Due to the comparable stability between the perfect-base
pair and
the wobble-base pair, a precise differentiation of the wobble-type
allele has remained a challenge, often leading to false results. Herein,
we proposed a ligase chain reaction (LCR)-based ratiometric electrochemical
DNA sensor, namely, R-eLCR, for a precise typing of the wobble-type
allele, in which the traditionally recognized “negative”

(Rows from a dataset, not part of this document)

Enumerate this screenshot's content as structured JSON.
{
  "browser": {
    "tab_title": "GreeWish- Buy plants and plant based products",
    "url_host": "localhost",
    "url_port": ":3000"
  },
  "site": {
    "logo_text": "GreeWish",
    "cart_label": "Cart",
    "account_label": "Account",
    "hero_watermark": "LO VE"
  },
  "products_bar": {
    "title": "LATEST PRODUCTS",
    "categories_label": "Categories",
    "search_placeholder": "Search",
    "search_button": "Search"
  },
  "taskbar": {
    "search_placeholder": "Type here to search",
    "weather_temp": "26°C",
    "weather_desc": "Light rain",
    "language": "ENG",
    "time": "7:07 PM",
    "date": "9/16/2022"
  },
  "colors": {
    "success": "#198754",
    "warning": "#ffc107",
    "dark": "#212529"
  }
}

signal of wobble-base pair-mediated amplification was fully utilized
as a “positive” one and a ratiometric readout mode was
employed to ameliorated the underlying potential external influence
and improved its detection accuracy in the typing of the wobble-type
allele. The results showed that the ratio between current of methylene
blue (I
MB) and current of ferrocene (I
Fc) was partitioned in three regions and three
types of wobble-type allele were thus precisely differentiated (AA
homozygote: I
MB/I
Fc > 2; GG homozygote: I
MB/I
Fc < 1; GA heterozygote: 1 < I
MB/I
Fc < 2); the proposed
R-eLCR successfully discriminated the three types of CYP2C19*2 allele in nine cases of human whole blood samples, which was consistent
with those of the sequencing method. These results evidence that the
proposed R-eLCR can serve as an accurate and robust alternative for
the identification of wobble-type allele, which lays a solid foundation
and holds great potential for precision medicine.